You know (or should know) the rest! Nintendo established themselves as big name in the videogame industry with the outstanding success of Donkey Kong, then subsequently the success of the Famicom/NES, SNES and Game Boy/Game Boy Color consoles thanks to Shigeru Miyamoto, Gunpei Yokoi and many more. It can't be denied that things faltered a little on the home console front during the era of the N64 and GameCube, with Nintendo's technical choices and other factors contributing to a loss of third party support and the inability to keep up their competitors as much as they'd have perhaps liked. However, by reaching out the casual market and providing new ways to play with the Wii and DS, Nintendo saw great financial success during the seventh generation of consoles.

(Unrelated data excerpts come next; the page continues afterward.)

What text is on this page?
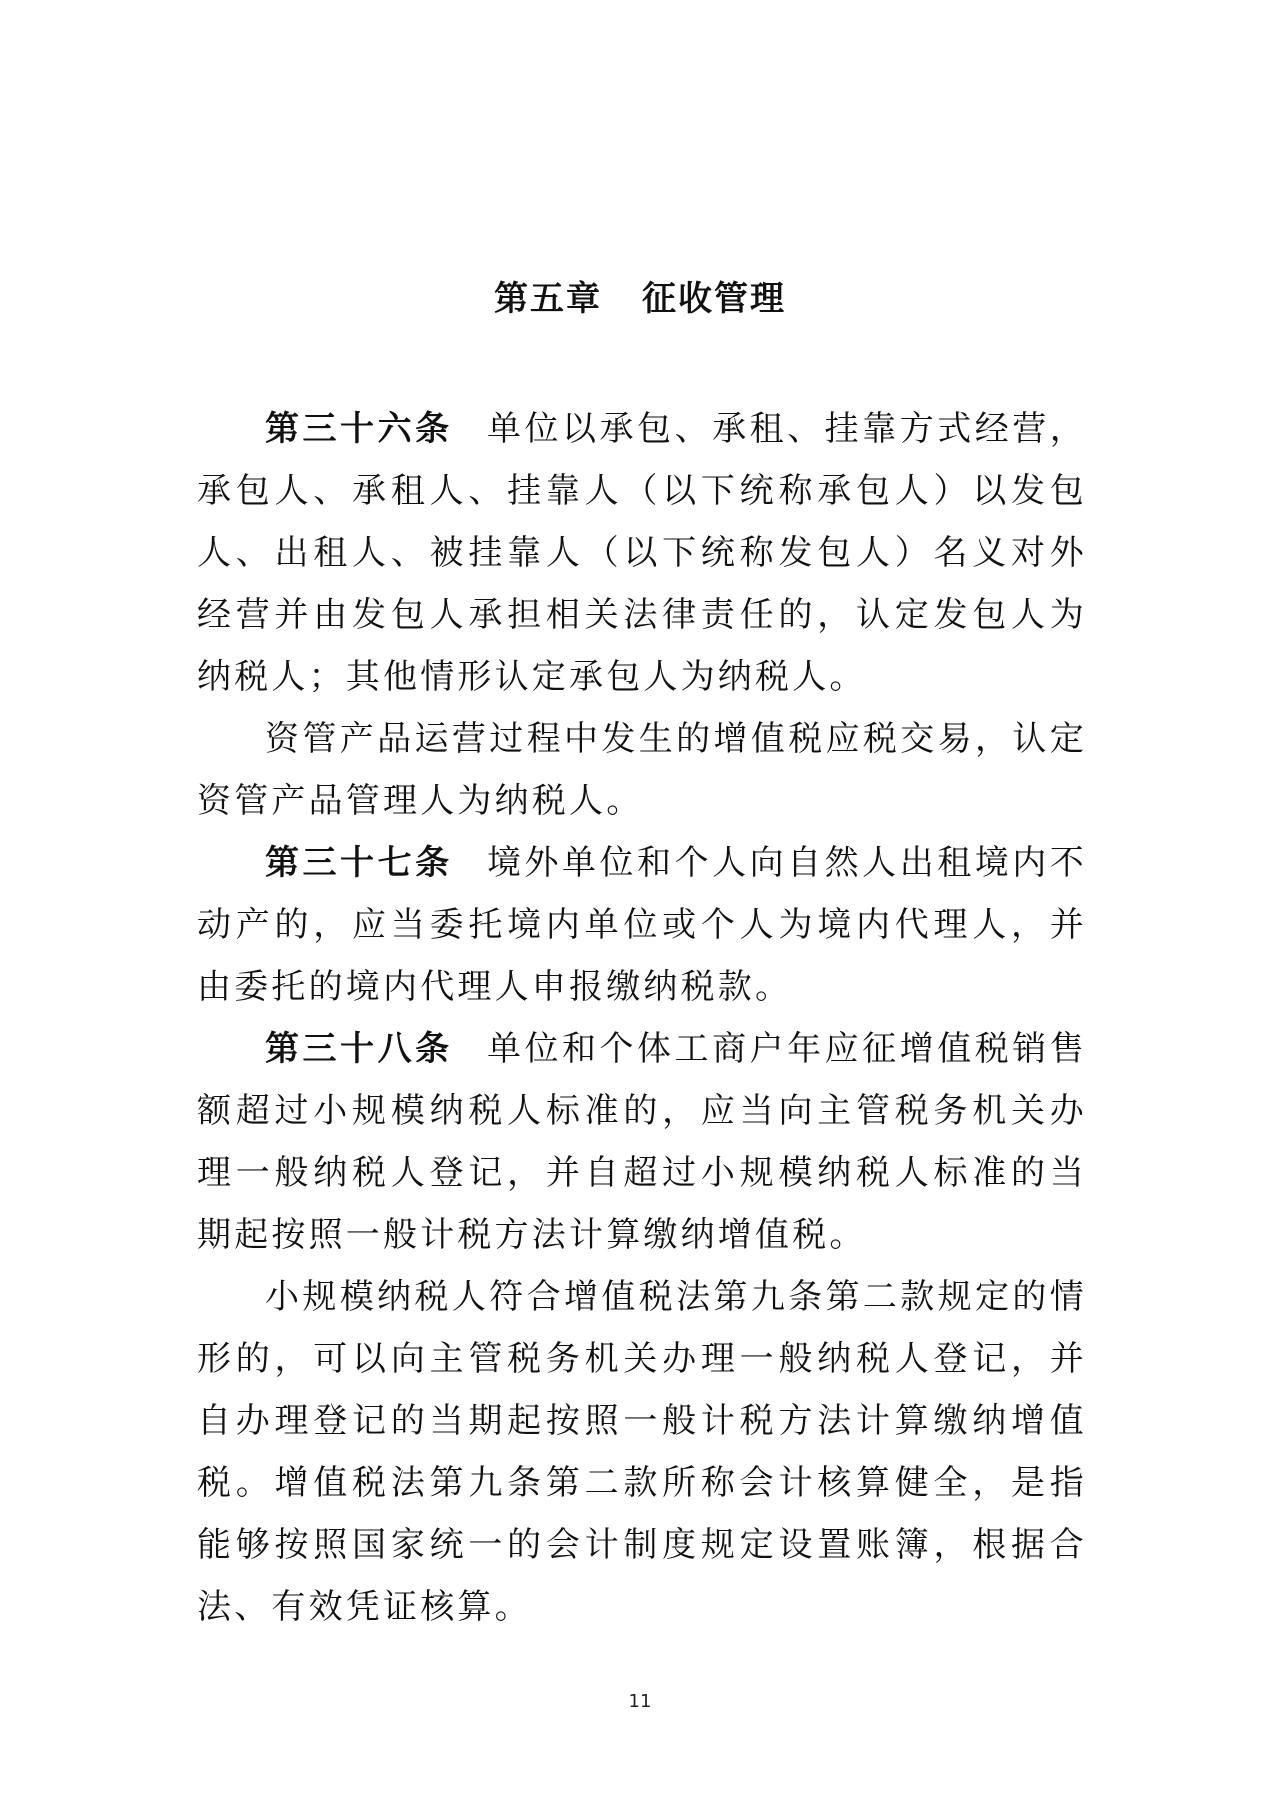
第五章 征收管理

第三十六条 单位以承包、承租、挂靠方式经营，承包人、承租人、挂靠人（以下统称承包人）以发包人、出租人、被挂靠人（以下统称发包人）名义对外经营并由发包人承担相关法律责任的，认定发包人为纳税人；其他情形认定承包人为纳税人。

资管产品运营过程中发生的增值税应税交易，认定资管产品管理人为纳税人。

第三十七条 境外单位和个人向自然人出租境内不动产的，应当委托境内单位或个人为境内代理人，并由委托的境内代理人申报缴纳税款。

第三十八条 单位和个体工商户年应征增值税销售额超过小规模纳税人标准的，应当向主管税务机关办理一般纳税人登记，并自超过小规模纳税人标准的当期起按照一般计税方法计算缴纳增值税。

小规模纳税人符合增值税法第九条第二款规定的情形的，可以向主管税务机关办理一般纳税人登记，并自办理登记的当期起按照一般计税方法计算缴纳增值税。增值税法第九条第二款所称会计核算健全，是指能够按照国家统一的会计制度规定设置账簿，根据合法、有效凭证核算。

11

Shigeru Miyamoto remains an influential figure at Nintendo to this day. Yamauchi was president of Nintendo for around 53 years, and, despite some failings along the way, is largely responsible for transforming it from a small card company to the videogame giant it is now. During his later years at Nintendo, he purchased the Seattle Mariners, a baseball team, after Minoru Arakawa, founder and first president of Nintendo of America and Yamauchi's son-in-law, was asked by the team to find a Japanese investor to prevent the team being moved out of Seattle after being put up for sale. He is still the owner.
Yamauchi was succeeded in 2002 by Satoru Iwata, who is the first president of Nintendo not to be related to Fusajiro Yamauchi somehow. Gunpei Yokoi continued to work for Nintendo, being involved with the Game Boy Pocket and Virtual Boy until he left the company in 1996. Sadly, he died in a car crash in 1997 at the age of 56.